厄介なことになってしまった。勘違いされて結局、本編と同じ末路とか俺嫌なんだけど。

巫女らが厄災を治めるのに成功しようが失敗しようが死ぬのは同じなのだ。成功すればリヒトはお縄について死刑。失敗すれば厄災もろとも。


「……今はそれよりも」


 妹についてだ。

 ディアナという少女は本編で一度も見聞きしていない。この世界が所謂、続編的なものであったらわからないが、六華の軌跡は何度もゲーム化されたものの、攻略対象が多少増えただけで登場するキャラクターにはそこまで差はなかったはずだ。

 一つ可能性があるとすれば、リヒトが次作で攻略対象に追加され、その悪逆非道さに愛嬌を付けるために追加された存在ということ。

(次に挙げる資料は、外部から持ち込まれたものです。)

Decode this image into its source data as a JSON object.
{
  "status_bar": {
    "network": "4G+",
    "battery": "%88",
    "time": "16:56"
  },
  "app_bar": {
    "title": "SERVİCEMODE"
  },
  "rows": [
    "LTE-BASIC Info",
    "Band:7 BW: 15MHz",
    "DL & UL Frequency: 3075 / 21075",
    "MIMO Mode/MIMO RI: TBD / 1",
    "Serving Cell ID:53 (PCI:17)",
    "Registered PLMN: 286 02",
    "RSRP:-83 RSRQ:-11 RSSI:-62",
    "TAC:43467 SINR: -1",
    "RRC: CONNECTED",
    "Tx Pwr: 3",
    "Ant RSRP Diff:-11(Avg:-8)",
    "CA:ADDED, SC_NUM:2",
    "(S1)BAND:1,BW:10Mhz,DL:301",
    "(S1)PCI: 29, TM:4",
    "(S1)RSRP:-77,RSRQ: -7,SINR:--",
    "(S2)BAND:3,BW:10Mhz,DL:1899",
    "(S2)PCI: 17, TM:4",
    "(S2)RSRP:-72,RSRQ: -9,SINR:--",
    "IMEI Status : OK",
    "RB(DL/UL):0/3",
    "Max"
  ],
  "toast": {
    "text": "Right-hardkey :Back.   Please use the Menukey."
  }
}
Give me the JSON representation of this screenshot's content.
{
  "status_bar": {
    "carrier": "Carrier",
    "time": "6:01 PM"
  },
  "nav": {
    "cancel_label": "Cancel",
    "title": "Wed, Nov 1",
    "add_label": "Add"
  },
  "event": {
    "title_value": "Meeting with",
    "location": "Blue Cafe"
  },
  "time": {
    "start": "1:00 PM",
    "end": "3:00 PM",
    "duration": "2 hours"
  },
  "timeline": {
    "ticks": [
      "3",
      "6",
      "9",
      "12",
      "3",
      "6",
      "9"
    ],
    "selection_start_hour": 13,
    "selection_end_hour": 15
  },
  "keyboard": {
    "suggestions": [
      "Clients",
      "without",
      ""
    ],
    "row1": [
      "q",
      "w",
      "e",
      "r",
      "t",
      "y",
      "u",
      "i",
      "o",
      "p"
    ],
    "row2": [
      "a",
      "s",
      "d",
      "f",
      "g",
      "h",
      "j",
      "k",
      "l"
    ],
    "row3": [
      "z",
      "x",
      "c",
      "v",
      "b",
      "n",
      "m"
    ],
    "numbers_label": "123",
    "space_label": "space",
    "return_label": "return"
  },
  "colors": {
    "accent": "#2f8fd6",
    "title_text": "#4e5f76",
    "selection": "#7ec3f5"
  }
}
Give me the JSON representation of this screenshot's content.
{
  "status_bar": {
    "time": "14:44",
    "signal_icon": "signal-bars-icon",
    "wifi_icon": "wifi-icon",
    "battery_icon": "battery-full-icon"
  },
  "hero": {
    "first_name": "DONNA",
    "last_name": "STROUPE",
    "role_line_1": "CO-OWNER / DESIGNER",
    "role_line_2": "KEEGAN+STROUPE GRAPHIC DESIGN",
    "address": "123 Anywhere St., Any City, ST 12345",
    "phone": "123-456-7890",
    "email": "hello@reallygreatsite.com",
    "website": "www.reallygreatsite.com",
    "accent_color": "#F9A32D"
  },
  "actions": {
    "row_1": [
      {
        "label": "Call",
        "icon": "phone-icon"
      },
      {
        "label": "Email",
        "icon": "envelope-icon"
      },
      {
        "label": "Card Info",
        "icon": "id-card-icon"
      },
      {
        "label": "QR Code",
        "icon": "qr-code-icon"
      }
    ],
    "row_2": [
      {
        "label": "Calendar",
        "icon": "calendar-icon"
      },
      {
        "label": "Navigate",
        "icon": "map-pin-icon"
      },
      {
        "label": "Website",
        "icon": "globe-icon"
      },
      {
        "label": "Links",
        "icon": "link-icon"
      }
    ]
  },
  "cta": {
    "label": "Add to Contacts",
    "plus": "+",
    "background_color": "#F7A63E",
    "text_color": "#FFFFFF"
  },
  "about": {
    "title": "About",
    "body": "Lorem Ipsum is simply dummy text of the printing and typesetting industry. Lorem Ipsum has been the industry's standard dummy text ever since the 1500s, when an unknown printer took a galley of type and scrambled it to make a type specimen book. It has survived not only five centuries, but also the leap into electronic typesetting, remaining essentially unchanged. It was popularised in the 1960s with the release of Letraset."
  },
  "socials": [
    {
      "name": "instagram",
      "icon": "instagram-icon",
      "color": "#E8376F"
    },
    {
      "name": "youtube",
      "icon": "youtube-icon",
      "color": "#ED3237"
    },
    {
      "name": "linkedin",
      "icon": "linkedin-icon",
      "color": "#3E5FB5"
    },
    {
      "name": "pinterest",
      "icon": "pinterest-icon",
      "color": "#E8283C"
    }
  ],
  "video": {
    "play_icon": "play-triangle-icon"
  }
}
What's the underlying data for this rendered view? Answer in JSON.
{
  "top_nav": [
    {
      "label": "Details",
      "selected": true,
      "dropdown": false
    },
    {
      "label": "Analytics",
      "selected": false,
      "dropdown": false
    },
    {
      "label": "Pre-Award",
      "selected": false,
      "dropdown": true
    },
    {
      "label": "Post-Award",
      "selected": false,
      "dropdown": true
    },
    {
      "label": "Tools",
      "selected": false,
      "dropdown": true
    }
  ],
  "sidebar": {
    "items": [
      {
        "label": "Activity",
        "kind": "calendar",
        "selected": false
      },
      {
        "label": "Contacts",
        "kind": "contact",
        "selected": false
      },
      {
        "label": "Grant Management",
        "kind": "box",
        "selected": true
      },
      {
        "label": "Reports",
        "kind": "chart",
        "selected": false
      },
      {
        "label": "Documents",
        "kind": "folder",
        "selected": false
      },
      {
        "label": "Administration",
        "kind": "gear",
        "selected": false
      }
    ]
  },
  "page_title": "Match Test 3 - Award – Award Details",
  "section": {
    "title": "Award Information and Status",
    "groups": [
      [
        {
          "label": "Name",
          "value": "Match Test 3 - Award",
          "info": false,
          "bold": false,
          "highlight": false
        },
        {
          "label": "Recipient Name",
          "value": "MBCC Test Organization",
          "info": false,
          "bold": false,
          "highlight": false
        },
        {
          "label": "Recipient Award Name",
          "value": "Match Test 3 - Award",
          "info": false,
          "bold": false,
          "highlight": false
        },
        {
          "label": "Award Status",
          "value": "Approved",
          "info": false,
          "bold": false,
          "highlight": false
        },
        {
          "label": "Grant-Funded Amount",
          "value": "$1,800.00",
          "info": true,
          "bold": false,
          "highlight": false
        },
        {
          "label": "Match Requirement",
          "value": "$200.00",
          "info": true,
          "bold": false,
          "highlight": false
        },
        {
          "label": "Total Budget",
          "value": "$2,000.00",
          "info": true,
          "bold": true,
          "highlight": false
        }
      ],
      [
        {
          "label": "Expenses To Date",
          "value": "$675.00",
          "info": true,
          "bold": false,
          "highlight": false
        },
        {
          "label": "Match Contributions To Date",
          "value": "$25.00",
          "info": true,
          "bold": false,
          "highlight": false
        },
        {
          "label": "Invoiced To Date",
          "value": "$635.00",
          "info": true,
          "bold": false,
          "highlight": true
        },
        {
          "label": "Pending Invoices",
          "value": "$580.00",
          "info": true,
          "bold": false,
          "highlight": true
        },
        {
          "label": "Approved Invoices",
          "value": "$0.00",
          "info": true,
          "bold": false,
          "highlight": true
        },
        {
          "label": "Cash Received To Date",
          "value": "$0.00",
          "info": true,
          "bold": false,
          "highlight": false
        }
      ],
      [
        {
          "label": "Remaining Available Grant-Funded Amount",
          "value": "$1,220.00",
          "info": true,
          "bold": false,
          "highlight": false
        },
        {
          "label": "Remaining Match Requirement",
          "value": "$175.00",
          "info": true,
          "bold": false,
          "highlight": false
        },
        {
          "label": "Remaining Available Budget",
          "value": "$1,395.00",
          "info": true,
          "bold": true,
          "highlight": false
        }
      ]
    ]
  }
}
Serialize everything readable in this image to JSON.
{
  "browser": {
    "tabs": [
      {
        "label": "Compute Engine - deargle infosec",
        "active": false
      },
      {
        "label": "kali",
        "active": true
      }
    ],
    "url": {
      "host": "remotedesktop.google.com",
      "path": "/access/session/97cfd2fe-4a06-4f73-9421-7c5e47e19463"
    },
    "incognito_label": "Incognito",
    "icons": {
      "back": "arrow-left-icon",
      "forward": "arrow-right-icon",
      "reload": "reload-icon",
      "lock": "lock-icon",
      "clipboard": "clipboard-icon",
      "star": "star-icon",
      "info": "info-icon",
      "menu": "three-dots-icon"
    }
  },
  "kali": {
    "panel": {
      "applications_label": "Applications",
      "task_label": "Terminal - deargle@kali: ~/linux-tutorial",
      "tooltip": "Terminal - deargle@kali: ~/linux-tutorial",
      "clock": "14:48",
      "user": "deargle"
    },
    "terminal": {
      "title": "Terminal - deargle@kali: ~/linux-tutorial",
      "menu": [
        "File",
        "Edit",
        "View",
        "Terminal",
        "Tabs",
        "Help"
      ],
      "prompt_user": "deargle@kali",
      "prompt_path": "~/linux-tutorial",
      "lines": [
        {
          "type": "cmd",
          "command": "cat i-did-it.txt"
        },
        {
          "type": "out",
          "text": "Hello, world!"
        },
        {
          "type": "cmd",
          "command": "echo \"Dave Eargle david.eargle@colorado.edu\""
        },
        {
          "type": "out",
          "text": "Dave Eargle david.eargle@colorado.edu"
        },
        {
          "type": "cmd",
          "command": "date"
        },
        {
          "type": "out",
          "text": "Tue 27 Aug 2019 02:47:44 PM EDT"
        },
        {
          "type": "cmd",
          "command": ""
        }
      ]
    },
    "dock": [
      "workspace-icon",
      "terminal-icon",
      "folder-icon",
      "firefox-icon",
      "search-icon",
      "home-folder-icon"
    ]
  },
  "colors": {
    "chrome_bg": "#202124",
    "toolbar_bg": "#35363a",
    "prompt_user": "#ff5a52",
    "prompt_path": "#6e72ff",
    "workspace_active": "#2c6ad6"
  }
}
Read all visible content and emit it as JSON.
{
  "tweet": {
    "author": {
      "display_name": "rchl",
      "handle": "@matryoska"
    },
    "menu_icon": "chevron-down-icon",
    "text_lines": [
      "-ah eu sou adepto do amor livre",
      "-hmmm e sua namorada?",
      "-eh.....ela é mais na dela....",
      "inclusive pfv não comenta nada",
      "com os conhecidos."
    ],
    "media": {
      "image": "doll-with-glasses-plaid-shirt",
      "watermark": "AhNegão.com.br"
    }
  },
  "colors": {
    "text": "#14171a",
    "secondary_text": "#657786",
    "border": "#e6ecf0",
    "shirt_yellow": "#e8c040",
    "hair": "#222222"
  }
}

 妹の死か何かで、世界を憎悪し始めたということなら合点がいく。

 俺自身、過去の感情を思い返す限り、リヒトは他人も家族も平等だが、冷淡に接していた。ツンデレ要素もなく、内心も見た感じと相違なかった。だから、俺は彼が妹の死で何か変わるとは思えない。だが、それ以外に核心のある答えはない。

 扉をノックされる音が俺を思考から追い出す。外も少しうるさくなったようだ。


「何だ」

「失礼します」


 「どうぞ」と言おうとすると不機嫌さマックスの低温ボイスが出た。不機嫌というより、頭の痛さが無くならなくて顔を顰めていただけというのに。

 自己嫌悪するも彼女はそのまま入室した。